Setelah percakapan itu, Naura menutup telepon dan duduk diam di kamarnya. Air mata mengalir tanpa bisa dihentikan. Rasa kehilangan itu begitu dalam, namun Naura tahu bahwa Allah selalu memiliki rencana yang lebih baik. Mungkin cinta mereka bukanlah yang terbaik untuk dunia ini, tetapi Naura yakin bahwa Allah akan memberikan cinta yang lebih indah, yang lebih sesuai dengan takdir-Nya.

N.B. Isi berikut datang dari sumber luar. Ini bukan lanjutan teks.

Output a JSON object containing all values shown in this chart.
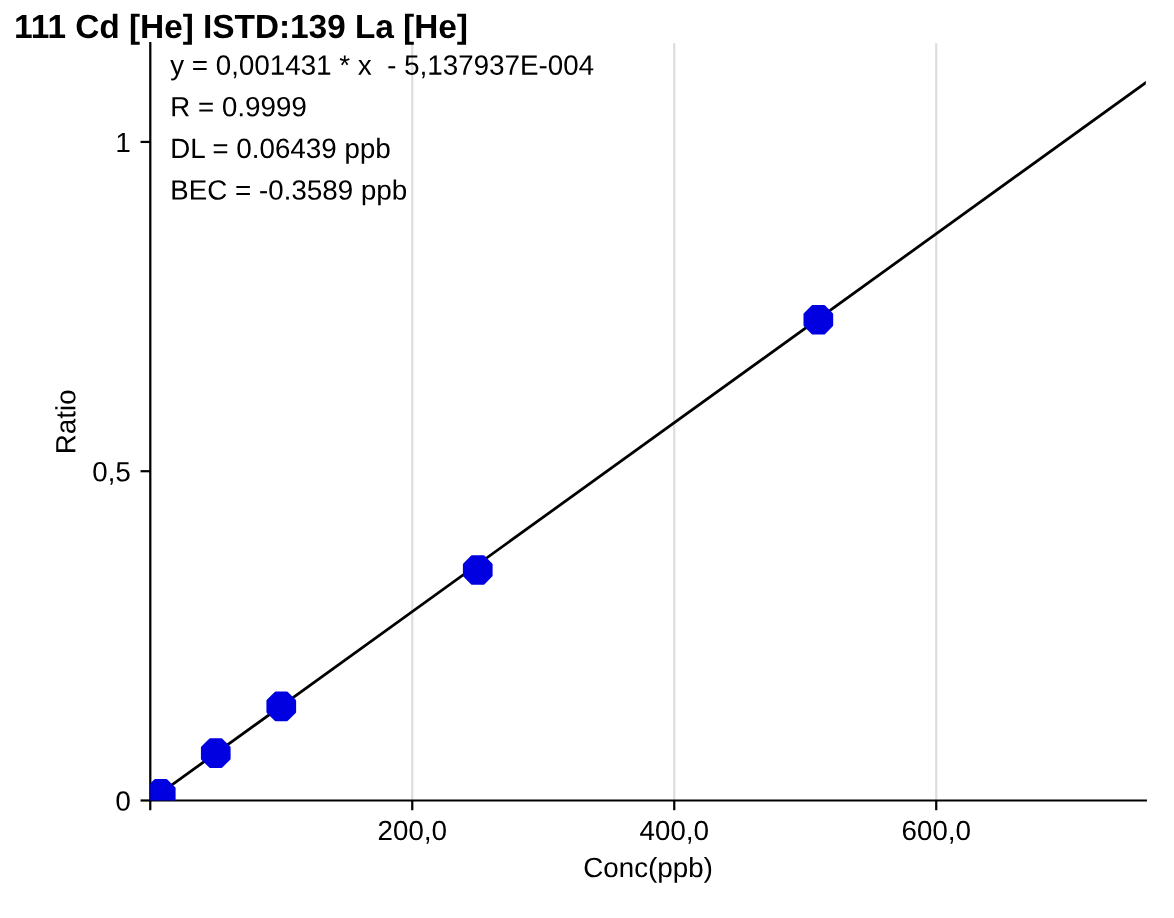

Di tengah tangisnya, Naura merasa ada sebuah ketenangan yang mulai meresap dalam hatinya. Meski Faiq bukan bagian dari hidupnya, Naura tahu bahwa Allah selalu dekat, dan Dia lah yang akan menyembuhkan hatinya. Dengan penuh keyakinan, Naura berdoa, memohon agar diberi ketabahan dan kebahagiaan yang sejati, yang hanya bisa datang dari-Nya.
Takdir mungkin telah membawa mereka pada perpisahan, tetapi Naura tahu bahwa dengan setiap perpisahan, ada jalan baru yang menanti. Sebuah perjalanan baru yang penuh harapan dan berakhir di tempat yang lebih indah, di bawah kasih sayang-Nya.
Jadi, begitulah cerita Naura dan Faiq, tentang cinta yang tak selalu berakhir bahagia seperti yang kita harapkan. Kadang, melepaskan itu lebih berat daripada mempertahankan, tapi dengan ikhlas, kita bisa menemukan kedamaian.
Karena, seperti yang kita tahu, takdir Tuhan selalu punya alasan yang lebih baik untuk setiap perpisahan. Semoga cerita ini bisa mengingatkan kita semua bahwa dalam setiap kesedihan, ada pelajaran berharga dan harapan yang menanti di ujung jalan. Terus percaya, karena Allah selalu punya rencana terbaik.